Obviously we co-sleep. She can eat on demand and I can make sure she’s breathing at all times. We sleep together on a mattress in her room, that way if she falls off she’ll just tumble onto the thick foam padding. I have the baby monitor next to me turned up high so if she does make a sound and for some reason I’m asleep it will be super loud and I’ll wake up.

I used to shower but those phantom cries — they were killing me. Something about the acoustics in the shower made the exact same sound as her cries. Even though she was sleeping — I could see her on the baby monitor — I had to keep jumping in and out of the shower to make sure. Then I’d have to furiously wipe the tile floor so she wouldn’t slip if she happened to walk in drowsy rubbing her eyes. I put carpet in the bathroom. It’s just safer that way.

Now I just take baths.

— —

My mom will be here in exactly 8 hours. It’s 3:20AM and I’m in the bathtub. The front door is unlocked. Did you know if you add Pink Himalayan Salt it makes it like you’re in the ocean? Sink or float game. The baby monitor is right next to me, don’t worry. I can see and hear her perfectly. She’s asleep. Peaceful. Safe.

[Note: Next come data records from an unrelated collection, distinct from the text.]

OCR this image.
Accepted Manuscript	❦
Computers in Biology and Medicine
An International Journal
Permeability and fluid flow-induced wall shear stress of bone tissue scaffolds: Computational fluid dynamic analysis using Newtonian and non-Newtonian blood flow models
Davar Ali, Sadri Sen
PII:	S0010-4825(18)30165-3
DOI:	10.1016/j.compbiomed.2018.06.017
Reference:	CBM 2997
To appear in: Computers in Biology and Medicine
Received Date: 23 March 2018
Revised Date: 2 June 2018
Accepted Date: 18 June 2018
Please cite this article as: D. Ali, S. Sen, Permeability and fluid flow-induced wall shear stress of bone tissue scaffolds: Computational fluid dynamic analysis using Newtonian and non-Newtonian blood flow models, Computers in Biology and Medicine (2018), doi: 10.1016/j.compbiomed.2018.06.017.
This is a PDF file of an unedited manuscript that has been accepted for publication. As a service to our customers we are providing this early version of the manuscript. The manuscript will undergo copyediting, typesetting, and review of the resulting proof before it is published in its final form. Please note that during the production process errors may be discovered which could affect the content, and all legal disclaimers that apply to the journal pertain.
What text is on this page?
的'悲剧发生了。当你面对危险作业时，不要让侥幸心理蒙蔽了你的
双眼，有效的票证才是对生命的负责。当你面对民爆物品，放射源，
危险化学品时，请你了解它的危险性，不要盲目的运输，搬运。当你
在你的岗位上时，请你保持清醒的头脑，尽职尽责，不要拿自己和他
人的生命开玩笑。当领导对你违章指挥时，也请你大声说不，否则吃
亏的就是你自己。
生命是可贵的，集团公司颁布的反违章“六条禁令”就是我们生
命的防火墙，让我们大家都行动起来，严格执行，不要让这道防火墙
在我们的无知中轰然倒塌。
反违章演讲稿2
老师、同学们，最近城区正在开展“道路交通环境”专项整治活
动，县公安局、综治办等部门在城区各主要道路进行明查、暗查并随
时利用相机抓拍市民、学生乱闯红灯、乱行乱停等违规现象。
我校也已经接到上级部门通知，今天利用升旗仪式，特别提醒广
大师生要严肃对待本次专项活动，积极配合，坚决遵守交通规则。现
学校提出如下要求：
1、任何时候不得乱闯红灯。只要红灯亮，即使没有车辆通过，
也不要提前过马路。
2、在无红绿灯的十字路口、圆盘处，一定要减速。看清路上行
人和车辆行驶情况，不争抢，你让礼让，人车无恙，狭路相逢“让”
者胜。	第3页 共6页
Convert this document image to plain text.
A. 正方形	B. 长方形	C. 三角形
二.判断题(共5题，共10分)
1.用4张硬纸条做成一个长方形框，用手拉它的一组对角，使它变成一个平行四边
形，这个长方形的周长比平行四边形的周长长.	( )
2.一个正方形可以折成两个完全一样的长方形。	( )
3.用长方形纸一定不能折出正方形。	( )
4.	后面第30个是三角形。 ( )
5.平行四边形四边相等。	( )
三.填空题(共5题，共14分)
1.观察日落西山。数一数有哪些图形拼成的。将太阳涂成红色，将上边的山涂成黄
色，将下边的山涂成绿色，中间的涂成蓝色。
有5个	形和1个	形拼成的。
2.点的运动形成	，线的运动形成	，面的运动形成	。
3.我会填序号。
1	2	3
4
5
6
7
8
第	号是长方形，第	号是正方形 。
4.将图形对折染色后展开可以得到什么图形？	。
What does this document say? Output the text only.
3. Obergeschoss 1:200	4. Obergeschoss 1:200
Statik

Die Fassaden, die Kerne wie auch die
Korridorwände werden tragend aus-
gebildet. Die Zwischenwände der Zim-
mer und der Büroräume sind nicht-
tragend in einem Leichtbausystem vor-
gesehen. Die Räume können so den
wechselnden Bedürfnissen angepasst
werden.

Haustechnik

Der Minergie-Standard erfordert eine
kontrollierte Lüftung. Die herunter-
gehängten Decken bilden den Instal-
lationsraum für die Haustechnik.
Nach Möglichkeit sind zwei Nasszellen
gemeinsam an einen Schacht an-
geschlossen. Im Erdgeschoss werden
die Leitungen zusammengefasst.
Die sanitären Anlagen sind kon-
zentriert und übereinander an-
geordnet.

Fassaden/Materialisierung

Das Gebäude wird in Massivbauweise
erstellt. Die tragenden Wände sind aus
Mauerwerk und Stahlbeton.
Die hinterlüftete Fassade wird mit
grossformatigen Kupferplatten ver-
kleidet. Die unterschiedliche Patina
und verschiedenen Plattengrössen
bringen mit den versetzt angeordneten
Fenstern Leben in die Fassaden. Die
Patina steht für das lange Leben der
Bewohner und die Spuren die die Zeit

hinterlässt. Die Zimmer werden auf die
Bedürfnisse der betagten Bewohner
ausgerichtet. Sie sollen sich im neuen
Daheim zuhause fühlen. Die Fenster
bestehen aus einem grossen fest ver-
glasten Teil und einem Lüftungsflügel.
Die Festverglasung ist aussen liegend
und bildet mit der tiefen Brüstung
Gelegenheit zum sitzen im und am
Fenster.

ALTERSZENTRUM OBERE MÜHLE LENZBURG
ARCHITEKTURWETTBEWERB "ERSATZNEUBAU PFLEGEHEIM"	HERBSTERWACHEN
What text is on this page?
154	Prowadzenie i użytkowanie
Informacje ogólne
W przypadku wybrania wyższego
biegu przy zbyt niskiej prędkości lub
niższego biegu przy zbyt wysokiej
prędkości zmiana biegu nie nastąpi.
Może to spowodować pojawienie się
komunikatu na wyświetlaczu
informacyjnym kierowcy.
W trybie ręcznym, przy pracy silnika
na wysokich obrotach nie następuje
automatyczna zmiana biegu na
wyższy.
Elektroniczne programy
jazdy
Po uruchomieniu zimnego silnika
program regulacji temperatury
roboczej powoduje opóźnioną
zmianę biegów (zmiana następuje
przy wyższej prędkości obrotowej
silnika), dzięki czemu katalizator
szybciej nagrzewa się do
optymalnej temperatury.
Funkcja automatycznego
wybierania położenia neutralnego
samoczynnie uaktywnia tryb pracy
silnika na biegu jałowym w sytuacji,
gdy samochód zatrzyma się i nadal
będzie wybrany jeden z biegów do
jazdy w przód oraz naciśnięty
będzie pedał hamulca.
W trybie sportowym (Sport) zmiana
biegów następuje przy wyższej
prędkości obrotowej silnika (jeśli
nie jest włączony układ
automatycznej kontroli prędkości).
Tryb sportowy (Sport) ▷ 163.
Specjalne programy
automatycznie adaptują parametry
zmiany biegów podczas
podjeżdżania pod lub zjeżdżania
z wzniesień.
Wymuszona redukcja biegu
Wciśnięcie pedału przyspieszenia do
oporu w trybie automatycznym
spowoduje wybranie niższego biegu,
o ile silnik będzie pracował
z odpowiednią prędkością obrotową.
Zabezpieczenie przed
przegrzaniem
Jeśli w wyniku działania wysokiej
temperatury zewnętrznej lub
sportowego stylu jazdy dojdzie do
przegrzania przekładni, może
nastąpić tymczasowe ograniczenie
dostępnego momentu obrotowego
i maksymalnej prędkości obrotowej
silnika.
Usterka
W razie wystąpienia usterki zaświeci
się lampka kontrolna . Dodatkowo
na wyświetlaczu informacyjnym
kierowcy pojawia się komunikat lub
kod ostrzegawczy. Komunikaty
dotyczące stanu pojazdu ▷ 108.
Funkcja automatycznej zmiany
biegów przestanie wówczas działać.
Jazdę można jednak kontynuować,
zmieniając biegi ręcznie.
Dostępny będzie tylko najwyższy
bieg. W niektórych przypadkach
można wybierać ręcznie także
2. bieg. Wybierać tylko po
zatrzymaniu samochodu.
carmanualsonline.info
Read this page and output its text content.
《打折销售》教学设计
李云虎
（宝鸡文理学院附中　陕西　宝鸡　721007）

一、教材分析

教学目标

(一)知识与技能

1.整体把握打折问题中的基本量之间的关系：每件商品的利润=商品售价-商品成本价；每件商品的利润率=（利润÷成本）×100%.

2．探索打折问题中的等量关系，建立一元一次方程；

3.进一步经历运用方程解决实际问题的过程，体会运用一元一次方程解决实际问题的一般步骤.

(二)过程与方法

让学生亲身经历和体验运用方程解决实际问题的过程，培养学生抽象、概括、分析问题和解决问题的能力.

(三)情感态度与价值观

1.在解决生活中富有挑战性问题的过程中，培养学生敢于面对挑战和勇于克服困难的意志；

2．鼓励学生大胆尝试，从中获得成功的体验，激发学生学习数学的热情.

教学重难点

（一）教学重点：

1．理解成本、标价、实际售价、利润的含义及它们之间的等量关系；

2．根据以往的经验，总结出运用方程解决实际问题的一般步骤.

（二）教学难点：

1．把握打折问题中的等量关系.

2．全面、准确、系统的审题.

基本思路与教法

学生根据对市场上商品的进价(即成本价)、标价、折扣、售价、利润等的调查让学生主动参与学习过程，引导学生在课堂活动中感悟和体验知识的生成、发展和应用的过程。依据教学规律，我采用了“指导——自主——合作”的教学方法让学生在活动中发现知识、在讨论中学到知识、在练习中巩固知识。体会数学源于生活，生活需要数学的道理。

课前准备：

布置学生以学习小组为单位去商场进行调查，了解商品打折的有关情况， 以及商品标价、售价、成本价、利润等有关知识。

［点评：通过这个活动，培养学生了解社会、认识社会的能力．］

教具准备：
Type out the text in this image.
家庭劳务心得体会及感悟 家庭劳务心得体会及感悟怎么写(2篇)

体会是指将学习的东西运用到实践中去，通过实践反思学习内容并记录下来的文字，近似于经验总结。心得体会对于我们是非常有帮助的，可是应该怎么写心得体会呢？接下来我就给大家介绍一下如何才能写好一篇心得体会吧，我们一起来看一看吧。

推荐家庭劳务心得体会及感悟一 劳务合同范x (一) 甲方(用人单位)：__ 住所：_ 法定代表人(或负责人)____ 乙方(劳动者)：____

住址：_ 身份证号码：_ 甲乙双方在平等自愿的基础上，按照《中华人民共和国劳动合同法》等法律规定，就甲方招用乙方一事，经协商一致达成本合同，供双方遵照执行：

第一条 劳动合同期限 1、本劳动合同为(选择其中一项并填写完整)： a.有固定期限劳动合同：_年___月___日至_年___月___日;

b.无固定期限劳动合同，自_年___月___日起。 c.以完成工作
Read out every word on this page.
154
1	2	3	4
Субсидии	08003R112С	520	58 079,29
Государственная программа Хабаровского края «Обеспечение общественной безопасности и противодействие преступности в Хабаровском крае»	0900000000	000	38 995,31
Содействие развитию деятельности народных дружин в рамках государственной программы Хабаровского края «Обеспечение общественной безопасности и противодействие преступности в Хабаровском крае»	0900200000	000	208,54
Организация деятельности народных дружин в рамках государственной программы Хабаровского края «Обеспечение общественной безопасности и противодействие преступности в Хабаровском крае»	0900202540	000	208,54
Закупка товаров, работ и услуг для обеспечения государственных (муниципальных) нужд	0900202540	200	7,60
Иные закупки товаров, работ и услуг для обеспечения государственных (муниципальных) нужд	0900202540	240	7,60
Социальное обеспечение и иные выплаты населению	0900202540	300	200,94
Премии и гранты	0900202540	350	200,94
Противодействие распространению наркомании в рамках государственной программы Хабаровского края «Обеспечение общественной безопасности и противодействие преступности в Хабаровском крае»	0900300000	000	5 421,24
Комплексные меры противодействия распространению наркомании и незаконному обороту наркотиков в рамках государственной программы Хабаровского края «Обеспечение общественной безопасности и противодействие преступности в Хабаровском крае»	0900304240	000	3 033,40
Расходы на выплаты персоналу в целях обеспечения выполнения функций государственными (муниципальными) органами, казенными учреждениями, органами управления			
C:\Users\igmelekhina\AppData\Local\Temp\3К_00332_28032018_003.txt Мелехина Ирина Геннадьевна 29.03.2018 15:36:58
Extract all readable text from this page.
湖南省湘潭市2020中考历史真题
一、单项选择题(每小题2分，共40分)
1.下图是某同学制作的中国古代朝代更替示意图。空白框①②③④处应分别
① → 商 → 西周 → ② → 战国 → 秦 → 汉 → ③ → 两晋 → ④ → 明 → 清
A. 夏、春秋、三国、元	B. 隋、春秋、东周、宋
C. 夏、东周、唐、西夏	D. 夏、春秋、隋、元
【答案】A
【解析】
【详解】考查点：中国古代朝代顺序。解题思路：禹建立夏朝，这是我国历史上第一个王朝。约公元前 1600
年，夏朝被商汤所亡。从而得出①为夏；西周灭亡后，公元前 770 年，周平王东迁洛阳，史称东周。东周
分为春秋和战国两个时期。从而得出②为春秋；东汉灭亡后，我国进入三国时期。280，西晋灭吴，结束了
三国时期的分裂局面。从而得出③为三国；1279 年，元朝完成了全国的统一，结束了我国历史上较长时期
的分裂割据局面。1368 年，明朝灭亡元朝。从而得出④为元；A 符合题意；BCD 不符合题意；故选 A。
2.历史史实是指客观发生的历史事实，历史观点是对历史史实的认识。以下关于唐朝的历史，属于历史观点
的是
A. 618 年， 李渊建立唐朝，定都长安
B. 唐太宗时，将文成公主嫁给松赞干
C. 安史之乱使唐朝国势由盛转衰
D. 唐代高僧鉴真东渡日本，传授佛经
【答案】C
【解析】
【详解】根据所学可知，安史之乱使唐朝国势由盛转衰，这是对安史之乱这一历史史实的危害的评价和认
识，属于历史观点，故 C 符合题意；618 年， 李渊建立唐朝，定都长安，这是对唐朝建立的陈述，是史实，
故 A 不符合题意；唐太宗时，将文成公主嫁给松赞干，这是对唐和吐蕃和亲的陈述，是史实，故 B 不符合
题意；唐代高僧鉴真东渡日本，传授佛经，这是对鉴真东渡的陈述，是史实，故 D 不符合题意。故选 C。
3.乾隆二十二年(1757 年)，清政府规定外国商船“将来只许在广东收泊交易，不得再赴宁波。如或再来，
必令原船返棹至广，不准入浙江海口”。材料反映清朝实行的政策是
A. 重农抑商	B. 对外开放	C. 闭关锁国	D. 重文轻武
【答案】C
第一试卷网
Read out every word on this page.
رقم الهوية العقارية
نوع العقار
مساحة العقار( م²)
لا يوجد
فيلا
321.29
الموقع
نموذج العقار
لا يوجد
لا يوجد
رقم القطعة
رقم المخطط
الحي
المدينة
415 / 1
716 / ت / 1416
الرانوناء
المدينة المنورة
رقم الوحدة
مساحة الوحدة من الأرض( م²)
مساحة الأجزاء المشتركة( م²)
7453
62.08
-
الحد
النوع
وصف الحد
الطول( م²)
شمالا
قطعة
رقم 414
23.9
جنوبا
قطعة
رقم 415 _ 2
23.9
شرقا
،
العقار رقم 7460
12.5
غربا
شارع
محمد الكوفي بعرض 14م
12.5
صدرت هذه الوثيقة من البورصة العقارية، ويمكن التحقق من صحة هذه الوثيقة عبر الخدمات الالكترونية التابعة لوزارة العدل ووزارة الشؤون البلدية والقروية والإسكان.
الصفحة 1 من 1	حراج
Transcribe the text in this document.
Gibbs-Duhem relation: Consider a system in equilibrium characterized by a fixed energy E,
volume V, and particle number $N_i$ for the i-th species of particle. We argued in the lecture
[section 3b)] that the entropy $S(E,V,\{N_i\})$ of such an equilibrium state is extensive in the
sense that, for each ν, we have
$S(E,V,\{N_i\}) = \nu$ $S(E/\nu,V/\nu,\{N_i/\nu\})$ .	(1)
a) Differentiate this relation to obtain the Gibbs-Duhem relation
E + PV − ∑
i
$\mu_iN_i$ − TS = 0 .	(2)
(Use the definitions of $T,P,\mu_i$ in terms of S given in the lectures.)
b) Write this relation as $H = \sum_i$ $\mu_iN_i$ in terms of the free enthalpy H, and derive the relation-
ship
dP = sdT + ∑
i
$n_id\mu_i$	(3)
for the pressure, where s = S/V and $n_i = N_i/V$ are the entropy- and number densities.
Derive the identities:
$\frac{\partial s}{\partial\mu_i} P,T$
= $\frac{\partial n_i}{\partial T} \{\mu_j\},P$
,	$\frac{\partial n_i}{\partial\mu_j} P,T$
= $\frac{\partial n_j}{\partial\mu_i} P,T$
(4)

I hold my breath underwater as I repeat the prayer over and over —

Maybe this is what it’s like to be in the womb. I want to go back there. Where it’s not true that I will lose everyone I love. Where it’s not true that everything will change. Maybe if I stay underwater long enough, everything can stay the same. Maybe if I can just stay underwater long enough, nothing will ever ever hurt my baby.